Second Quarter Highlights:

  • Record quarterly revenues from continuing operations of $6.9 million, a 26% year-over-year increase compared to $5.5 million for the same period in 2020.
  • Gross profit for second quarter 2021 of $3.1M, or 45% gross margin, compared to $1.3M or 23% gross margin in 2020. Gross margin improvements are due to an increased share of our vertical product growth and retail sales of our own Bald Peak flower.
  • Continued the positive Adjusted EBITDA1 trend of approximately $250,000.
  • On April 8, 2021, the Company announced its 80% acquisition of CBD skincare brand Fifth & Root with a national presence in over 400 retail outlets across the United States.
  • A record 412 million shares were voted at the Company’s annual general meeting held on May 10, 2021, with over 95% approving the Company’s name change to Chalice Brands Ltd. along with the share consolidation effective as of May 25, 2021.
  • On May 19, 2021, the Company closed the purchase of 100% ownership in Homegrown Oregon, a chain of five retail dispensaries located in Portland, Salem and Albany, Oregon, for total consideration of approximately US$9.75 million.
  • Retail store count in Oregon increased from 7 to 12. Chalice branded products in Homegrown have risen from 3% pre-acquisition to a high of 28% in August. In Chalice retail stores, Chalice branded products reached a high of over 50%.
  • Enacted the consolidation of its common shares on the basis of one (1) post-consolidation common share for every twenty-three (23) pre-consolidation common shares effective as of May 25, 2021.
  • Appointed Ginger Mollo as Chief Integration Officer of Chalice Brands, and General Manager of Fifth & Root; a nationally recognized CBD skincare brand based in California.
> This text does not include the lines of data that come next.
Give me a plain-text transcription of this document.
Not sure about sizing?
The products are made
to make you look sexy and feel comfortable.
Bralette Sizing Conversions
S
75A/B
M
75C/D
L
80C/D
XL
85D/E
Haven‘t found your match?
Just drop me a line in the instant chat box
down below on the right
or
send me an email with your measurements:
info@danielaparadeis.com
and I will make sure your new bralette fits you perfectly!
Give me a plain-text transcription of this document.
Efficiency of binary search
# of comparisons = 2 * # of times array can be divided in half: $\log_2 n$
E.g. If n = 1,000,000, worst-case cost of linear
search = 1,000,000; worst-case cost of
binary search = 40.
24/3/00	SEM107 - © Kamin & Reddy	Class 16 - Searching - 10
Jeff Yapp, President and Chief Executive Officer of Chalice Brands, commented, “Chalice is creating a strong foundation through our decision to prioritize the crawl-walk-run operating philosophy in our approach to investments for growth. We continue to make excellent progress in terms of executing our west coast U.S. strategy to achieve accelerated growth, and our record second quarter results reflect this. Chalice continues to generate strong organic growth due to brand recognition, disciplined capital allocation, and strategic acquisitions.”
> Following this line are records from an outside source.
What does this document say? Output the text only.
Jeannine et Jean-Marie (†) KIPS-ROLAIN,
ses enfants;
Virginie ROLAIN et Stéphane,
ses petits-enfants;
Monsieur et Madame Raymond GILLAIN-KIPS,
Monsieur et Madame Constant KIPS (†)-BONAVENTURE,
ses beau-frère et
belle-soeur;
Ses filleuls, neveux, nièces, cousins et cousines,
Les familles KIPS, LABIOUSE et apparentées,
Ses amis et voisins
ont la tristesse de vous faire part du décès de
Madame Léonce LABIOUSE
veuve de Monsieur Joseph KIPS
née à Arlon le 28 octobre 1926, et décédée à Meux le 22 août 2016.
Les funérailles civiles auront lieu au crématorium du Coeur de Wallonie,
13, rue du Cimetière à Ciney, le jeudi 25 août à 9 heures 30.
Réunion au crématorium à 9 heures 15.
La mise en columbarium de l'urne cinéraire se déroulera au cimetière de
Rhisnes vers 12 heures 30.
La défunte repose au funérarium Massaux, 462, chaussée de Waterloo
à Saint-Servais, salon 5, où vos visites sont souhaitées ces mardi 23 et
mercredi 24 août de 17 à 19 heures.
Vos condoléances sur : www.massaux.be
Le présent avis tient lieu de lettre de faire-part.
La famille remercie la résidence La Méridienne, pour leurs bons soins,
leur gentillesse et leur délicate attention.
Fiscal Second Quarter Ended June 30, 2021 Financial Results

For the three months ended June 30, 2021 (“Q2 2021”), total revenue from continuing operations was $6.9 million, as compared to $5.5 million for the same period in 2020 (“Q2 2020”). Gross profit grew 131% year-over-year to $3.1 million. Gross margin almost doubled from 23% in Q2 2020 to 45% in Q2 2021.
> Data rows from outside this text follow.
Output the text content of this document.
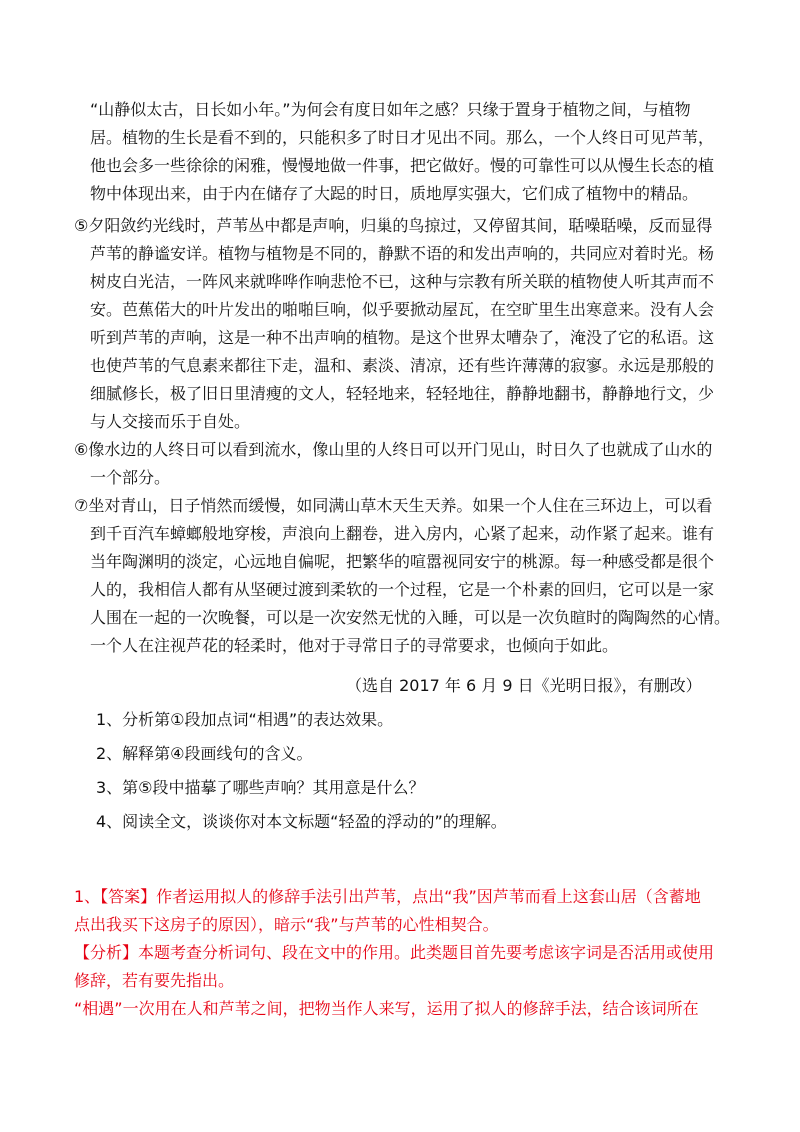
“山静似太古，日长如小年。”为何会有度日如年之感？只缘于置身于植物之间，与植物
居。植物的生长是看不到的，只能积多了时日才见出不同。那么，一个人终日可见芦苇，
他也会多一些徐徐的闲雅，慢慢地做一件事，把它做好。慢的可靠性可以从慢生长态的植
物中体现出来，由于内在储存了大跽的时日，质地厚实强大，它们成了植物中的精品。
⑤夕阳敛约光线时，芦苇丛中都是声响，归巢的鸟掠过，又停留其间，聒噪聒噪，反而显得
芦苇的静谧安详。植物与植物是不同的，静默不语的和发出声响的，共同应对着时光。杨
树皮白光洁，一阵风来就哗哗作响悲怆不已，这种与宗教有所关联的植物使人听其声而不
安。芭蕉偌大的叶片发出的啪啪巨响，似乎要掀动屋瓦，在空旷里生出寒意来。没有人会
听到芦苇的声响，这是一种不出声响的植物。是这个世界太嘈杂了，淹没了它的私语。这
也使芦苇的气息素来都往下走，温和、素淡、清凉，还有些许薄薄的寂寥。永远是那般的
细腻修长，极了旧日里清瘦的文人，轻轻地来，轻轻地往，静静地翻书，静静地行文，少
与人交接而乐于自处。
⑥像水边的人终日可以看到流水，像山里的人终日可以开门见山，时日久了也就成了山水的
一个部分。
⑦坐对青山，日子悄然而缓慢，如同满山草木天生天养。如果一个人住在三环边上，可以看
到千百汽车蟑螂般地穿梭，声浪向上翻卷，进入房内，心紧了起来，动作紧了起来。谁有
当年陶渊明的淡定，心远地自偏呢，把繁华的喧嚣视同安宁的桃源。每一种感受都是很个
人的，我相信人都有从坚硬过渡到柔软的一个过程，它是一个朴素的回归，它可以是一家
人围在一起的一次晚餐，可以是一次安然无忧的入睡，可以是一次负暄时的陶陶然的心情。
一个人在注视芦花的轻柔时，他对于寻常日子的寻常要求，也倾向于如此。
（选自 2017 年 6 月 9 日《光明日报》，有删改）
1、分析第①段加点词“相遇”的表达效果。
2、解释第④段画线句的含义。
3、第⑤段中描摹了哪些声响？其用意是什么？
4、阅读全文，谈谈你对本文标题“轻盈的浮动的”的理解。
1、【答案】作者运用拟人的修辞手法引出芦苇，点出“我”因芦苇而看上这套山居（含蓄地
点出我买下这房子的原因），暗示“我”与芦苇的心性相契合。
【分析】本题考查分析词句、段在文中的作用。此类题目首先要考虑该字词是否活用或使用
修辞，若有要先指出。
“相遇”一次用在人和芦苇之间，把物当作人来写，运用了拟人的修辞手法，结合该词所在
Adjusted EBITDA1 was approximately $250,000 for Q2 2021, compared with a loss of $750,000 for Q2 2020, continuing the positive trend since fourth quarter 2020. This move to profitability was primarily driven by continued cost controls, increased contribution from Homegrown and increased vertical product contribution in both Chalice and Homegrown. The Company considers Adjusted EBITDA an important operational measure for the business and looks to grow this important metric as the business scales.

For the six months ended June 30, 2021, total revenue from continuing operations was $12.4 million, as compared to $10.2 million for the same period in 2020. The 22% year-over-year increase is strongly attributed to the accretive acquisition of Homegrown coupled with continued strength in retail tickets and traffic.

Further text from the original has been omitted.